My Fender is on its way back to the retailer (again), and hopefully I’m going to get a refund (again). My confidence in Fender is near zero at this point, and I’m not sure if I’m going to go for it for a third time, so I’ve started looking for alternatives. What I want is a reasonably priced bass (around EUR 1k or below) that replicates the Fender P tone as close as possible, but is not made by Fender, and is not defective on arrival.
So far I’ve looked at the below four. I’m leaning towards the Sandberg Electra, but the tone is not quite the same. Does anyone have positive or negative experience with these ones? Any other basses that you think would be a good match?
I don’t know where you are, but in the US, LsL makes an amazing p-bass. I have one of the only lefties they’ve made so far and it’s wonderful. Every review you read or watch of LsL instruments comes to the same conclusion — more like a vintage Fender than most vintage Fenders.
@akos you could take another approach….
Get a Squier or other lower cost Fender copy and upgrade, and put Fralin P pickups in it.

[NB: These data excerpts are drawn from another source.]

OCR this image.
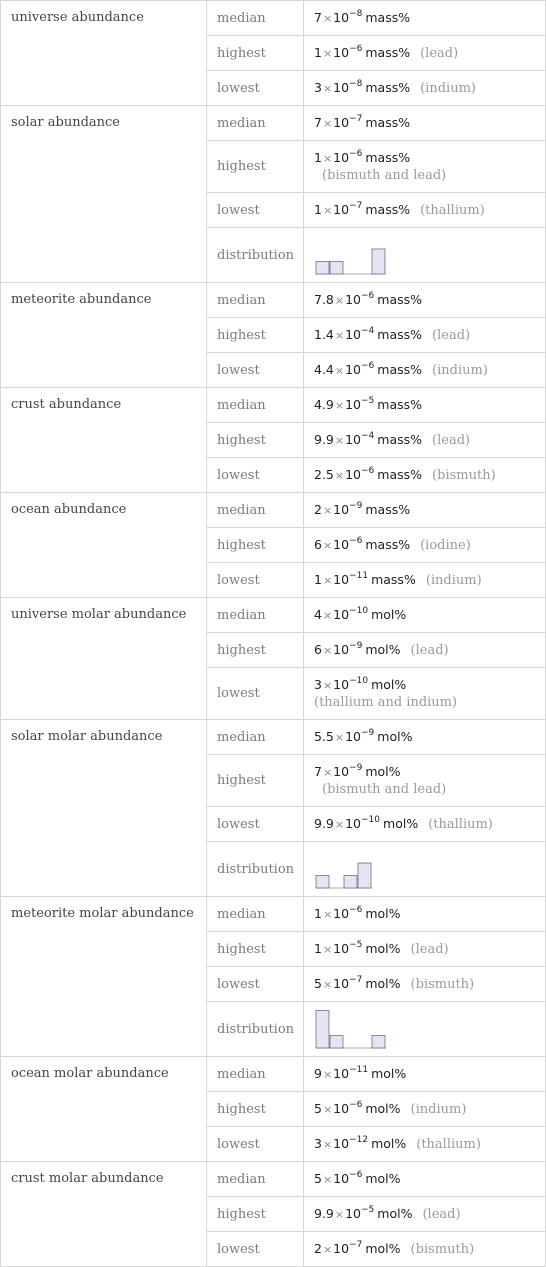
universe abundance	median	$7\times 10^{-8}$ mass%
	highest	$1\times 10^{-6}$ mass% (lead)
	lowest	$3\times 10^{-8}$ mass% (indium)
solar abundance	median	$7\times 10^{-7}$ mass%
	highest	$1\times 10^{-6}$ mass%
(bismuth and lead)

	lowest	$1\times 10^{-7}$ mass% (thallium)
	distribution	

meteorite abundance	median	$7.8\times 10^{-6}$ mass%
	highest	$1.4\times 10^{-4}$ mass% (lead)
	lowest	$4.4\times 10^{-6}$ mass% (indium)
crust abundance	median	$4.9\times 10^{-5}$ mass%
	highest	$9.9\times 10^{-4}$ mass% (lead)
	lowest	$2.5\times 10^{-6}$ mass% (bismuth)
ocean abundance	median	$2\times 10^{-9}$ mass%
	highest	$6\times 10^{-6}$ mass% (iodine)
	lowest	$1\times 10^{-11}$ mass% (indium)
universe molar abundance	median	$4\times 10^{-10}$ mol%
	highest	$6\times 10^{-9}$ mol% (lead)
	lowest	$3\times 10^{-10}$ mol%
(thallium and indium)

solar molar abundance	median	$5.5\times 10^{-9}$ mol%
	highest	$7\times 10^{-9}$ mol%
(bismuth and lead)

	lowest	$9.9\times 10^{-10}$ mol% (thallium)
	distribution	

meteorite molar abundance	median	$1\times 10^{-6}$ mol%
	highest	$1\times 10^{-5}$ mol% (lead)
	lowest	$5\times 10^{-7}$ mol% (bismuth)
	distribution	

ocean molar abundance	median	$9\times 10^{-11}$ mol%
	highest	$5\times 10^{-6}$ mol% (indium)
	lowest	$3\times 10^{-12}$ mol% (thallium)
crust molar abundance	median	$5\times 10^{-6}$ mol%
	highest	$9.9\times 10^{-5}$ mol% (lead)
	lowest	$2\times 10^{-7}$ mol% (bismuth)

I just got a set of these and they are amazing.
Fralin specializes the Fender P and J tones, but does them better.
I am next going to order a PJ and J set from them based on the P I just got.
Personally - given his luck so far with their quality, and given the wide variety out there - if I were him I would forget about Fender, including Squier and by extension G&L. There’s a lot of great basses out there in that price range, and definitely a whole lot more bang for the buck. If I were him, ater this many failures at QC and customer care, I wouldn’t be giving that group of companies another dime.
This isn’t commentary on those basses at all; this is based on his experience with the company.
Man, that really sucks that you’ve had so much trouble with that bass.
I think Sandberg basses are all kinds of cool. You just need to decide if you want a P or a PJ. @joergkutter has a Sandberg and would be able to speak more about them. Of the ones you posted, I would expect it to give you what you liked in the Fender.
The Sire Marcus Miller basses have a rolled edge fretboard. Most people seem to like them but I have read where some folks didn’t. Just letting you know what might be different than what you expect.
True that, but I have a TM4, which is basically a Jazz, so I can’t really say anything with respect to Sandberg P-clones reproducing that P tone. In general, Sandberg basses are very nice instruments and I am very happy with mine (I think @Krescht also owns a Sandberg, and perhaps a few more people in here).
As for a P bass (not from Fender): the AIO PB4 I recently purchased is a really really nice bass with a killer P tone for around 450 dollars (+100 dollars for shipping to Europe) - so far, I am very impressed with it.
And @howard hit the nail on the head, the idea here would be to not give any money to Fender. (Having said that, at the end of the day the Duff McKagan PJ is still my dream bass, so being the idiot that I am I might give it a third try, but I hope I won’t.)
See here and here. It’s currently on its way back to the retailer, they said they’ll give me a refund if they can reproduce the issue.
Made in Germany basses have superior quality. Sandberg and Warwick are amazing and I have owned them both (I still own 2 Sandberg basses). Remember that tone can also be shaped with a preamp. Sandberg Electra with a Tech 21 preamp will bring you very close to that Fender p-bass sound.
That said I do think a Marcus Miller or Lakland will feel a bit more like Fender. Personally I like the looks of that Lakland better. You can’t go wrong with any of those imo.
I don’t think I would agree that made in Germany products are good. Most things I’ve bought in the past that were made in Germany were horribly unreliable and of shoddy quality, even though they were expensive. Lesson learnt. I won’t touch anything that’s German made now. Even German cars are legendary for breaking down quickly and frequently
The days when Germany was a manufacturing powerhouse are long gone. There’s no talent there now. Talent follows where the manufacturing centres are.
Also, Sandberg basses aren’t made in Germany. They’re made in the Far East.